The gamma ray universe is hidden from our view. The Earth’s atmosphere absorbs gamma rays to protect us from harmful radiation but this also means that Earth based telescopes cannot observe these rays. Because of this, this part of the universe remained a mystery for a long time.
However, this is no longer the case. Space based satellites such as the Integral Space Observatory have allowed astronomers to take a closer look into this high-energy universe.
In this article, we take a closer look at the Integral observatory and the gamma ray universe that it is exploring. Read on to find out everything you would want to know about this mission and this mysterious part of the universe.
What Is the Gamma Ray Universe?
The gamma ray universe is a high-energy region of the universe where violent objects exist and violent processes take place. For a very long time, this universe remained a mystery to us, as there was no way of studying it.
Gamma rays are more powerful than X-rays and are harmful to life. The Earth’s atmosphere filters gamma ray radiation to protect us. Because these rays do not get past the atmosphere, Earth based telescopes cannot observe them.
Only powerful space-based satellites can detect the most violent events and processes that happened so far away from us and made the universe what it is today. The Integral observatory is one of these satellites that is opening up this universe and allowing us to take a closer look.
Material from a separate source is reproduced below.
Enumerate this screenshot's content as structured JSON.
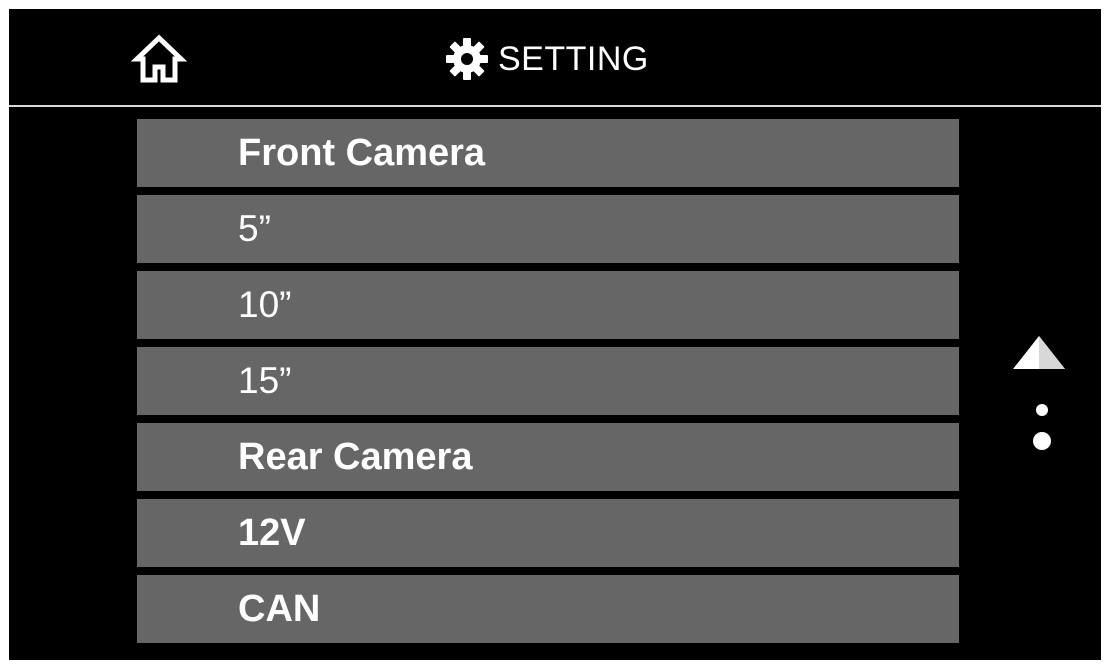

By studying the gamma ray universe, we will be able to learn more about such matters as the creation of elements in supernovae, formation of stars in newborn galaxies and uncover details on some of the earliest events and processes that occurred in the early Universe.
What is the Integral Observatory?
Integral is a satellite observatory that is a joint effort by the European Space Agency (ESA) nations and scientists from Poland, Czech Republic, Russia and USA. The term INTEGRAL is an acronym for INTErnational Gamma Ray Astrophysical Laboratory. It is the most sensitive gamma-ray observatory ever launched into space.
The aim of the integral satellite is to explore the gamma ray universe and study the high-energy objects and processes that exist in this part of the universe.
The Integral Satellite and Its Components
The Integral satellite is similar in design and construction to the XMM-Newton X-ray observatory, which is also an ESA mission. Integral has two main components. The service module acts as the source of power, propulsion and navigation. The communication systems are also stored here. The payload module is where the four main science instruments in the observatory are kept.
The instruments in the integral observatory include an imager (IBIS), spectrometer (SPI), an X-ray monitor (Jem-X), and an optical camera (OMC). These are high-resolution instruments of the latest generation and they enable Integral to make gamma-ray, X-ray and optical observations at the same time.
The SPI, IBIS and Jem-X are known as coded-mask telescopes because they have perforated metal masks in front of their detectors instead of mirrors or lenses. The SPI and IBIS telescopes capture the highest resolution spectra and images of gamma radiation ever obtained enabling astrophysicists to study the high-energy objects in fine detail.
The Launch of the Integral Satellite
The Integral satellite was launched on October 17, 2002 on a powerful Russian Proton rocket. It is on a 72-hour elliptical orbit that ensures the satellite remains at a safe distance above the Earth’s radiation belts for most of its orbit to reduce the amount of background radiation that hits the highly sensitive detectors.
Originally, the mission was planned to last only 2 years but was extended to last until December 31 2014. By the end of its term, the integral satellite will have collected a lot of gamma ray data that will keep scientists busy even after the mission is complete.
What Are Some of the Discoveries by The Integral Observatory?
The integral observatory is so sensitive that it is able to detect some of the most energetic radiation that comes from space. It is offering new insights into the most violent and exotic objects and processes in the Universe such as black holes, supernovae, active galactic nuclei and neutron stars.
By analyzing the gamma ray data collected by the integral observatory, we will be able to understand better the formation of new chemical elements and the mysterious gamma-ray bursts, which are the most energetic phenomena in the Universe.
The satellite has detected an iron quasar, found evidence of black holes and investigated gamma ray bursts. Astronomers now understand that most of the powerful events that occurred in the universe such as the formation of black holes are characterized by the emission of intense pulses of gamma radiation, which they refer to as Gamma Ray Bursters (GRBs) and which have enormous amount of energy.